Krugman gets the tone just write...

'The debate over the public option has, as I said, been depressing in its inanity. Opponents of the option — not just Republicans, but Democrats like Senator Kent Conrad and Senator Ben Nelson — have offered no coherent arguments against it.'


And that's a great point. There haven't been any coherent arguments against the public option, just that it's politically unfeasible, and that it might be popular and successful.

He also makes a subsequent point about financial regulation...

There’s a lot to be said about the financial disaster of the last two years, but the short version is simple: politicians in the thrall of Reaganite ideology dismantled the New Deal regulations that had prevented banking crises for half a century, believing that financial markets could take care of themselves. The effect was to make the financial system vulnerable to a 1930s-style crisis — and the crisis came....

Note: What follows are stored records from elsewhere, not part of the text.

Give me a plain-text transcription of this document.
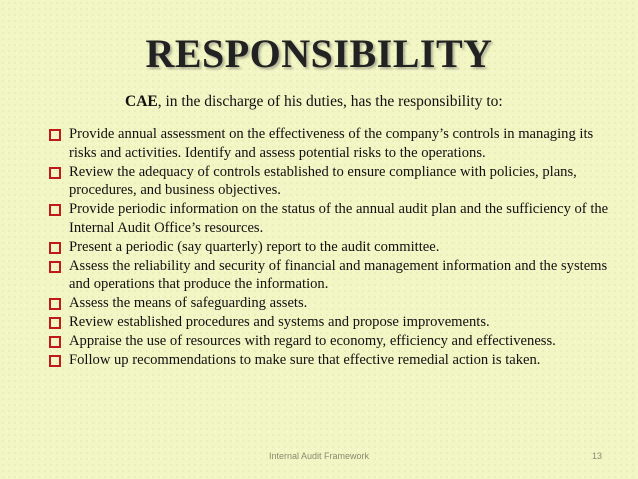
RESPONSIBILITY
CAE, in the discharge of his duties, has the responsibility to:
Provide annual assessment on the effectiveness of the company’s controls in managing its risks and activities. Identify and assess potential risks to the operations.
Review the adequacy of controls established to ensure compliance with policies, plans, procedures, and business objectives.
Provide periodic information on the status of the annual audit plan and the sufficiency of the Internal Audit Office’s resources.
Present a periodic (say quarterly) report to the audit committee.
Assess the reliability and security of financial and management information and the systems and operations that produce the information.
Assess the means of safeguarding assets.
Review established procedures and systems and propose improvements.
Appraise the use of resources with regard to economy, efficiency and effectiveness.
Follow up recommendations to make sure that effective remedial action is taken.
Internal Audit Framework	13
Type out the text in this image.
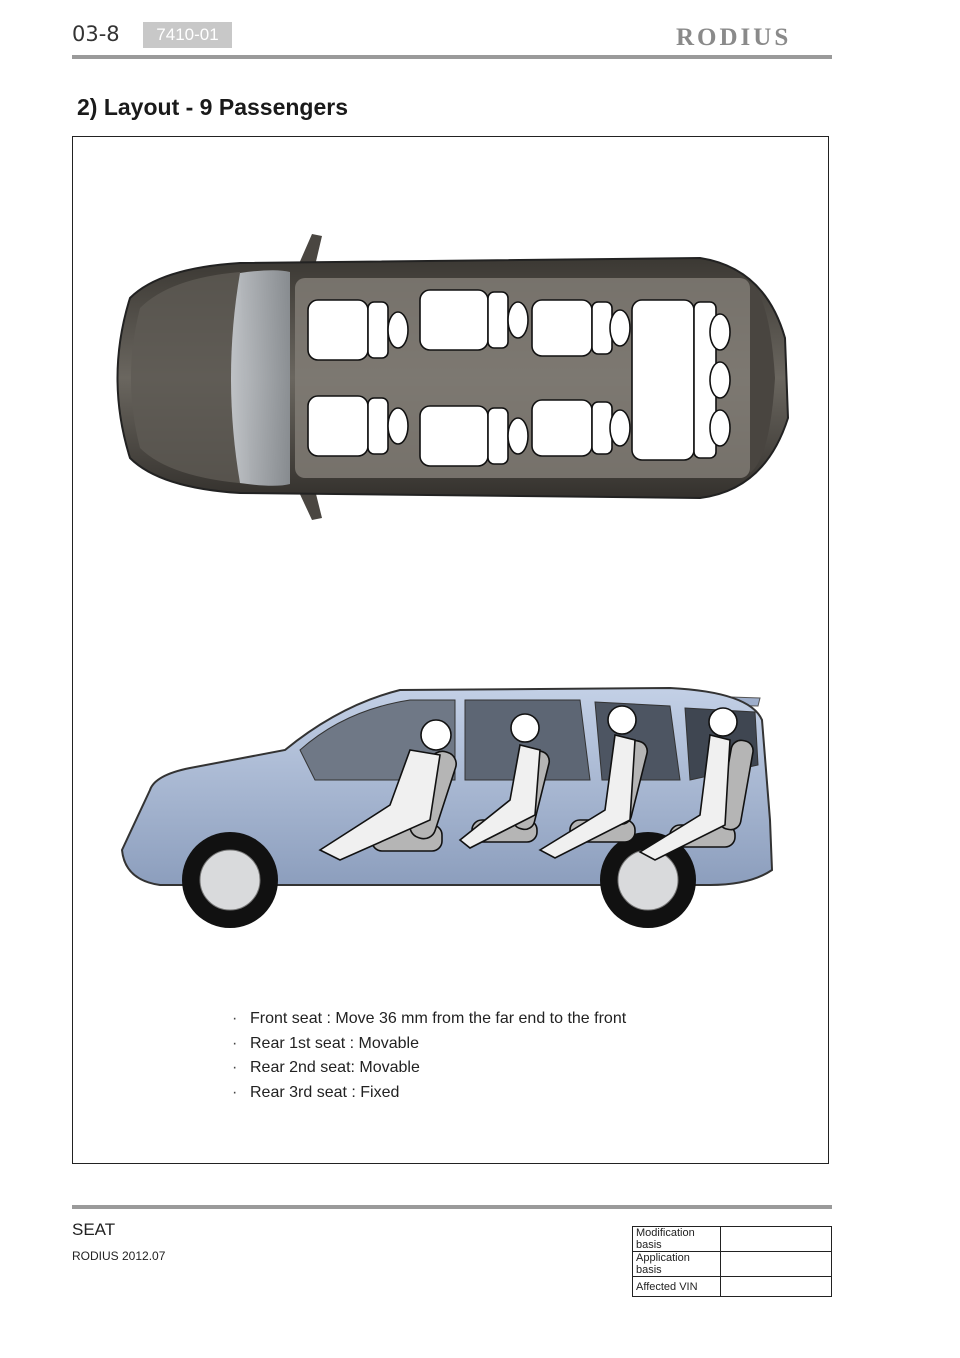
03-8	7410-01	RODIUS
2) Layout - 9 Passengers
· Front seat : Move 36 mm from the far end to the front
· Rear 1st seat : Movable
· Rear 2nd seat: Movable
· Rear 3rd seat : Fixed
SEAT
RODIUS 2012.07
Modification basis	
Application basis	
Affected VIN	
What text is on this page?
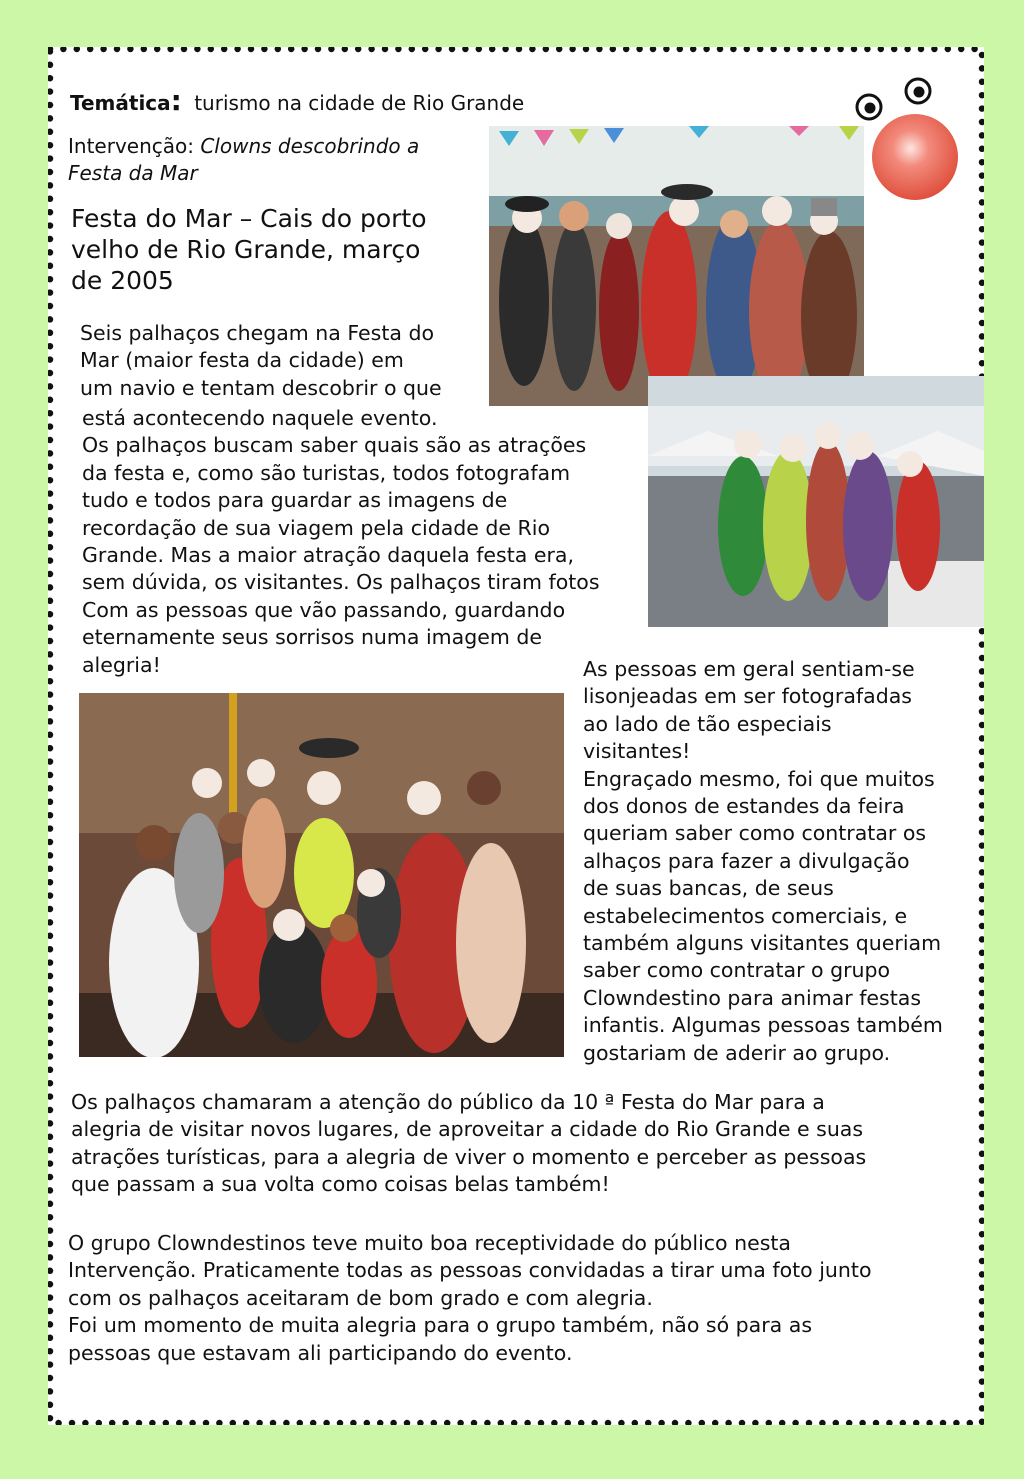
Temática: turismo na cidade de Rio Grande
Intervenção: Clowns descobrindo a
Festa da Mar
Festa do Mar – Cais do porto
velho de Rio Grande, março
de 2005
Seis palhaços chegam na Festa do
Mar (maior festa da cidade) em
um navio e tentam descobrir o que
está acontecendo naquele evento.
Os palhaços buscam saber quais são as atrações
da festa e, como são turistas, todos fotografam
tudo e todos para guardar as imagens de
recordação de sua viagem pela cidade de Rio
Grande. Mas a maior atração daquela festa era,
sem dúvida, os visitantes. Os palhaços tiram fotos
Com as pessoas que vão passando, guardando
eternamente seus sorrisos numa imagem de
alegria!	As pessoas em geral sentiam-se
lisonjeadas em ser fotografadas
ao lado de tão especiais
visitantes!
Engraçado mesmo, foi que muitos
dos donos de estandes da feira
queriam saber como contratar os
alhaços para fazer a divulgação
de suas bancas, de seus
estabelecimentos comerciais, e
também alguns visitantes queriam
saber como contratar o grupo
Clowndestino para animar festas
infantis. Algumas pessoas também
gostariam de aderir ao grupo.
Os palhaços chamaram a atenção do público da 10 ª Festa do Mar para a
alegria de visitar novos lugares, de aproveitar a cidade do Rio Grande e suas
atrações turísticas, para a alegria de viver o momento e perceber as pessoas
que passam a sua volta como coisas belas também!
O grupo Clowndestinos teve muito boa receptividade do público nesta
Intervenção. Praticamente todas as pessoas convidadas a tirar uma foto junto
com os palhaços aceitaram de bom grado e com alegria.
Foi um momento de muita alegria para o grupo também, não só para as
pessoas que estavam ali participando do evento.
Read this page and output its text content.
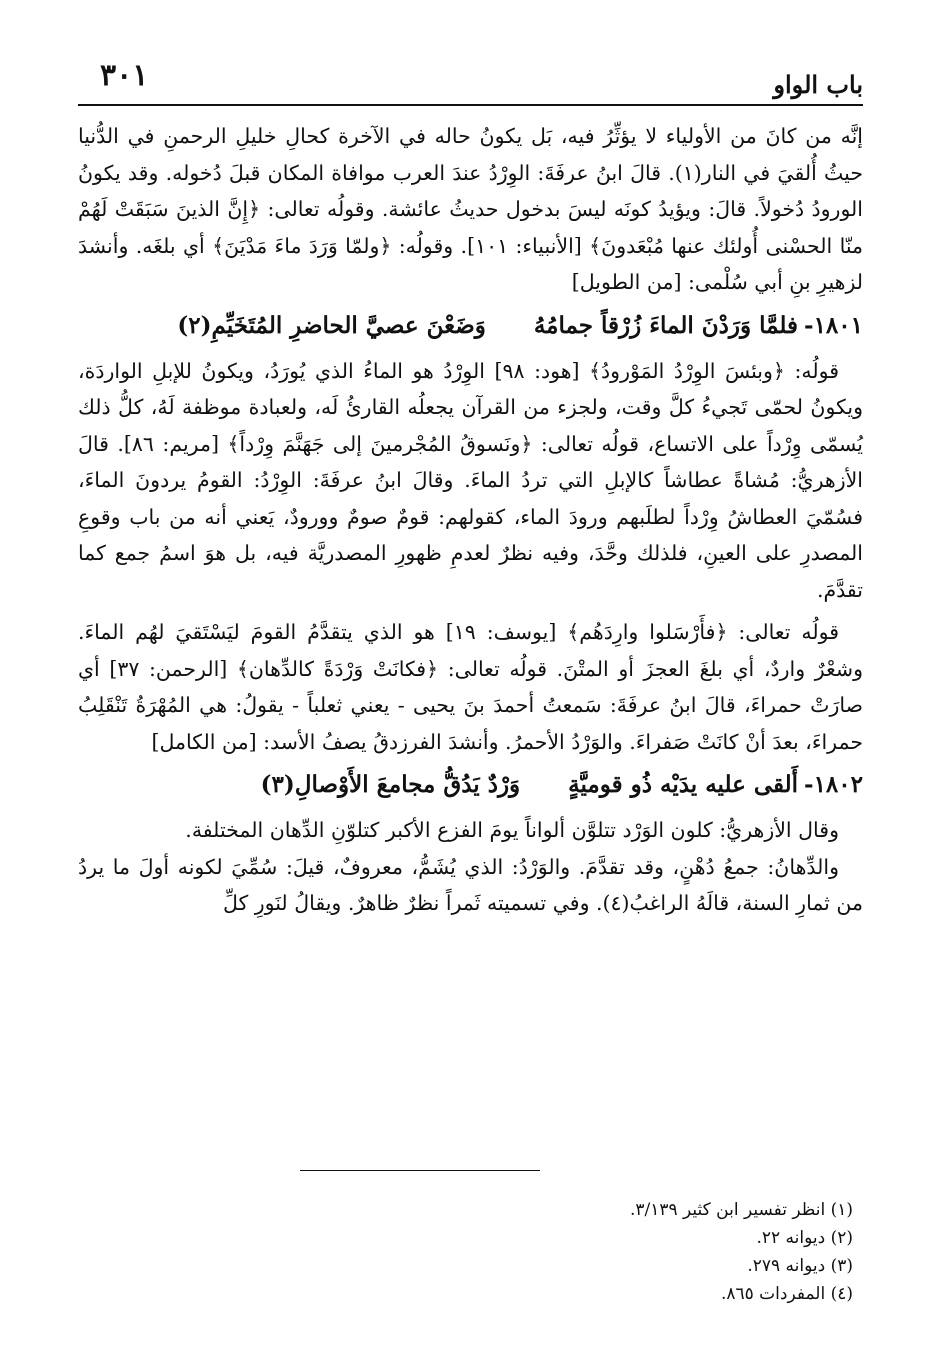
باب الواو
٣٠١

إنَّه من كانَ من الأولياء لا يؤثِّرُ فيه، بَل يكونُ حاله في الآخرة كحالِ خليلِ الرحمنِ في الدُّنيا حيثُ أُلقيَ في النار(١). قالَ ابنُ عرفَةَ: الوِرْدُ عندَ العرب موافاة المكان قبلَ دُخوله. وقد يكونُ الورودُ دُخولاً. قالَ: ويؤيدُ كونَه ليسَ بدخول حديثُ عائشة. وقولُه تعالى: ﴿إِنَّ الذينَ سَبَقَتْ لَهُمْ منّا الحسْنى أُولئك عنها مُبْعَدونَ﴾ [الأنبياء: ١٠١]. وقولُه: ﴿ولمّا وَرَدَ ماءَ مَدْيَنَ﴾ أي بلغَه. وأنشدَ لزهيرِ بنِ أبي سُلْمى: [من الطويل]

١٨٠١-
فلمَّا وَرَدْنَ الماءَ زُرْقاً جمامُهُ
وَضَعْنَ عصيَّ الحاضرِ المُتَخَيِّمِ(٢)

قولُه: ﴿وبئسَ الوِرْدُ المَوْرودُ﴾ [هود: ٩٨] الوِرْدُ هو الماءُ الذي يُورَدُ، ويكونُ للإبلِ الواردَة، ويكونُ لحمّى تَجيءُ كلَّ وقت، ولجزء من القرآن يجعلُه القارئُ لَه، ولعبادة موظفة لَهُ، كلُّ ذلك يُسمّى وِرْداً على الاتساع، قولُه تعالى: ﴿ونَسوقُ المُجْرمينَ إلى جَهَنَّمَ وِرْداً﴾ [مريم: ٨٦]. قالَ الأزهريُّ: مُشاةً عطاشاً كالإبلِ التي تردُ الماءَ. وقالَ ابنُ عرفَةَ: الوِرْدُ: القومُ يردونَ الماءَ، فسُمّيَ العطاشُ وِرْداً لطلَبهم ورودَ الماء، كقولهم: قومٌ صومٌ وورودٌ، يَعني أنه من باب وقوعِ المصدرِ على العينِ، فلذلك وحَّدَ، وفيه نظرٌ لعدمِ ظهورِ المصدريَّة فيه، بل هوَ اسمُ جمع كما تقدَّمَ.

قولُه تعالى: ﴿فأَرْسَلوا وارِدَهُم﴾ [يوسف: ١٩] هو الذي يتقدَّمُ القومَ ليَسْتَقيَ لهُم الماءَ. وشعْرٌ واردٌ، أي بلغَ العجزَ أو المتْنَ. قولُه تعالى: ﴿فكانَتْ وَرْدَةً كالدِّهان﴾ [الرحمن: ٣٧] أي صارَتْ حمراءَ، قالَ ابنُ عرفَةَ: سَمعتُ أحمدَ بنَ يحيى - يعني ثعلباً - يقولُ: هي المُهْرَةُ تَنْقَلِبُ حمراءَ، بعدَ أنْ كانَتْ صَفراءَ. والوَرْدُ الأحمرُ. وأنشدَ الفرزدقُ يصفُ الأسد: [من الكامل]

١٨٠٢-
أَلقى عليه يدَيْه ذُو قوميَّةٍ
وَرْدٌ يَدُقُّ مجامعَ الأَوْصالِ(٣)

وقال الأزهريُّ: كلون الوَرْد تتلوَّن ألواناً يومَ الفزع الأكبر كتلوّنِ الدِّهان المختلفة.

والدِّهانُ: جمعُ دُهْنٍ، وقد تقدَّمَ. والوَرْدُ: الذي يُشَمُّ، معروفٌ، قيلَ: سُمِّيَ لكونه أولَ ما يردُ من ثمارِ السنة، قالَهُ الراغبُ(٤). وفي تسميته ثَمراً نظرٌ ظاهرٌ. ويقالُ لنَورِ كلِّ

(١) انظر تفسير ابن كثير ٣/١٣٩.
(٢) ديوانه ٢٢.
(٣) ديوانه ٢٧٩.
(٤) المفردات ٨٦٥.
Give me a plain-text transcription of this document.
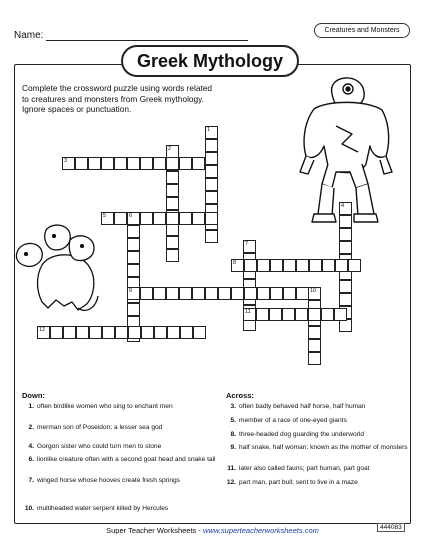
Name:	Creatures and Monsters
Greek Mythology
Complete the crossword puzzle using words related to creatures and monsters from Greek mythology. Ignore spaces or punctuation.
1
2
3
4
5	6
7
8
9	10
11
12
Down:	Across:
1. often birdlike women who sing to enchant men
2. merman son of Poseidon; a lesser sea god
4. Gorgon sister who could turn men to stone
6. lionlike creature often with a second goat head and snake tail
7. winged horse whose hooves create fresh springs
10. multiheaded water serpent killed by Hercules
3. often badly behaved half horse, half human
5. member of a race of one-eyed giants
8. three-headed dog guarding the underworld
9. half snake, half woman; known as the mother of monsters
11. later also called fauns; part human, part goat
12. part man, part bull; sent to live in a maze
Super Teacher Worksheets - www.superteacherworksheets.com	444083
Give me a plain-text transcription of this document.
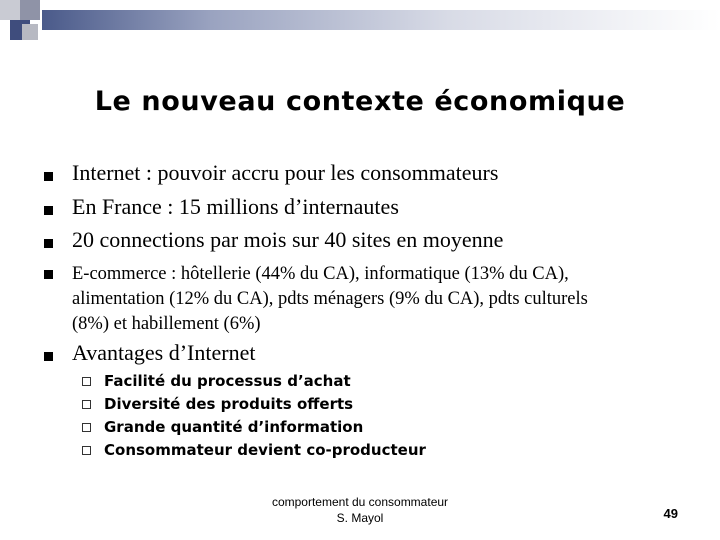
Le nouveau contexte économique
Internet : pouvoir accru pour les consommateurs
En France : 15 millions d’internautes
20 connections par mois sur 40 sites en moyenne
E-commerce : hôtellerie (44% du CA), informatique (13% du CA),
alimentation (12% du CA), pdts ménagers (9% du CA), pdts culturels
(8%) et habillement (6%)
Avantages d’Internet
Facilité du processus d’achat
Diversité des produits offerts
Grande quantité d’information
Consommateur devient co-producteur
comportement du consommateur
S. Mayol	49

Efforts to strengthen bank regulation appear to be losing steam, as opponents of reform declare that more regulation would lead to less financial innovation — this just months after the wonders of innovation brought our financial system to the edge of collapse, a collapse that was averted only with huge infusions of taxpayer funds.


Krugman suggests that it's the money talking on both health-insurance and financial reforms...

Part of the answer is that there’s a lot of money behind them. “It is difficult to get a man to understand something,” said Upton Sinclair, “when his salary” — or, I would add, his campaign contributions — “depend upon his not understanding it.”